Cabinet d'architecure ADMS

Interview d'ADMS Architectes pour le Développement Médico-Social

Publié le 15 mars 2011

ADMS Architectes pour le Développement Médico-Social:

Suite à l'entretien réalisé avec le cabinet d'architecture ADMS, Architectes pour le Développement Médico-Social, nous vous présentons leur travail concernant la réalisation et la restructuration de maisons de retraite. Suivez pas à pas les réponses des architectes : Messieurs AMROUCHE, BESSON et HERBIN aux questions que vous vous posez :

Capgeris

A ce jour, quels sont les établissements d'accueil pour personnes âgées ou maisons de retraite que vous avez réalisés ou restructurés ?

ADMS

Nous avons réalisé des EHPAD à Bourges, Caen, Granville, Niort et Rocquencourt, etc... Sans nous cantonner dans ce secteur d'activité il est vrai que nous nous sommes spécialisés dans le domaine des EHPAD (Etablissement d'Hébergement pour les Personnes Agées Dépendantes) et des cliniques.

Capgeris

Comment avez-vous abordé ces projets ? Quelles sont les spécificités ou défis à prendre en compte lorsque l'on conçoit ce type d'établissements ?

ADMS

Comme pour tout projet, il est nécessaire dans un premier temps de tenir compte des contraintes liées au terrain (accès, orientation, déclivité, qualité du sol, servitudes, etc.), viennent en suite les contraintes techniques et règlementaires qui sont complexes, nombreuses et étendues pour ce type d'établissement (urbanisme, sécurité incendie, normes techniques et sanitaires, accessibilité aux personnes handicapées). Le principe est de définir une ligne de conduite qui fige le bâtiment en terme de volumétrie et d'esthétique, en le faisant valider par les services compétents de la mairie. Il faut ensuite garder cet objectif de forme et de cibles architecturales en intégrant progressivement toutes les contraintes précédemment évoquées.

Capgeris

Comment parvient-on à concilier des espaces de vie avec des espaces médicalisés sans que le lieu perde en hospitalité, en chaleur?

ADMS

Nous faisons en sorte de fondre les espaces médicalisés dans le volume de façon à les faire ainsi disparaître dans les espaces de vie, tout en gardant, bien entendu, leur fonction qui est de soigner et de surveiller. Leur position reste stratégique mais leur présence visuelle est diminuée du fait de l'intégration discrète des équipements médicalisés. Il n'y a donc pas de transition entre les lieux de vie et les espaces médicalisés et l'ambiance chaleureuse créée n'est pas celle de l'hôpital.

Capgeris

Les maisons de retraite souffrent d'une réputation quelque peu négative, on les imagine bien souvent peu accueillantes, cette image est-elle en train de changer ?

ADMS

Nous avons la chance de travailler avec un des leaders de la maison de retraite dont le souci permanent a toujours été la qualité d'accueil des patients et leur bien-être. Dès les premières réunions de réflexion nous avons ressenti sa conscience professionnelle et l'importance qu'il attache à la qualité des espaces de vie qu'ils soient communs ou individuels pour les chambres.

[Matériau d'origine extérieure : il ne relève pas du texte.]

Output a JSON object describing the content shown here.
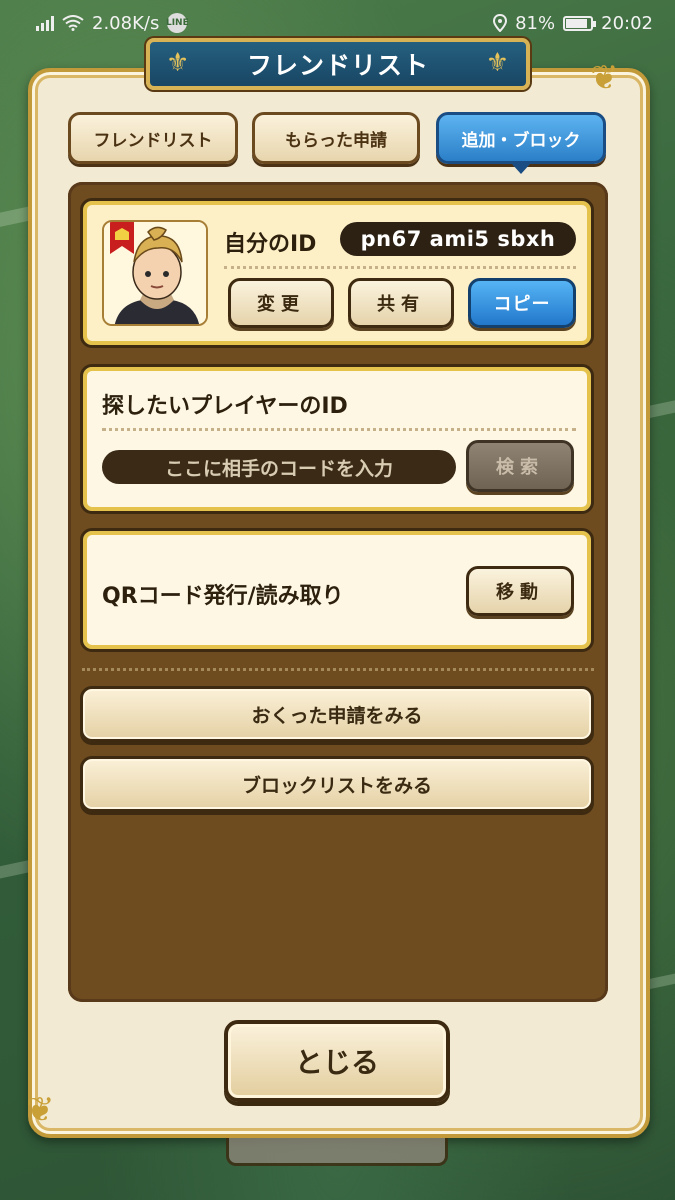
{
  "status_bar": {
    "speed": "2.08K/s",
    "line_badge": "LINE",
    "battery": "81%",
    "time": "20:02",
    "icons": [
      "signal-icon",
      "wifi-icon",
      "line-app-icon",
      "location-icon",
      "battery-icon"
    ]
  },
  "title": "フレンドリスト",
  "tabs": [
    {
      "label": "フレンドリスト",
      "active": false
    },
    {
      "label": "もらった申請",
      "active": false
    },
    {
      "label": "追加・ブロック",
      "active": true
    }
  ],
  "my_id": {
    "label": "自分のID",
    "value": "pn67 ami5 sbxh",
    "buttons": {
      "change": "変更",
      "share": "共有",
      "copy": "コピー"
    }
  },
  "search": {
    "label": "探したいプレイヤーのID",
    "placeholder": "ここに相手のコードを入力",
    "button": "検索"
  },
  "qr": {
    "label": "QRコード発行/読み取り",
    "button": "移動"
  },
  "links": {
    "sent_requests": "おくった申請をみる",
    "block_list": "ブロックリストをみる"
  },
  "close": "とじる",
  "colors": {
    "accent_blue": "#2b7fc8",
    "frame_gold": "#c29a3a",
    "panel_cream": "#f3ead3",
    "content_brown": "#6f4c1f"
  }
}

Nous n'avons donc pas été confrontés à ce problème dans les établissements que nous avons réalisés.

Bien entendu, cette image existe, et nous avons été amenés à le constater lors de la restructuration d'établissements acquis par nos clients. Nous considérons que l'origine est souvent économique car certains établissements n'ont pas les moyens financiers de maintenir leurs locaux conformes aux différentes règlementations qui évoluent rapidement et deviennent drastiques. Afin d'éviter la fermeture, ces structures négligent d'autres postes tels que la création d'espaces communs pourtant essentiels et la qualité de vie en général. Aujourd'hui, du fait du durcissement progressif de toutes les règlementations qui obligent les établissements à remettre perpétuellement aux normes leurs locaux, ces établissements à la stabilité économique vacillante tendent à disparaître laissant la place à des groupes plus structurés et offrant des qualités d'accueil incomparables dans des projets bien organisés et des équipes de soins compétentes comportant un effectif permettant d'assurer un suivi optimal.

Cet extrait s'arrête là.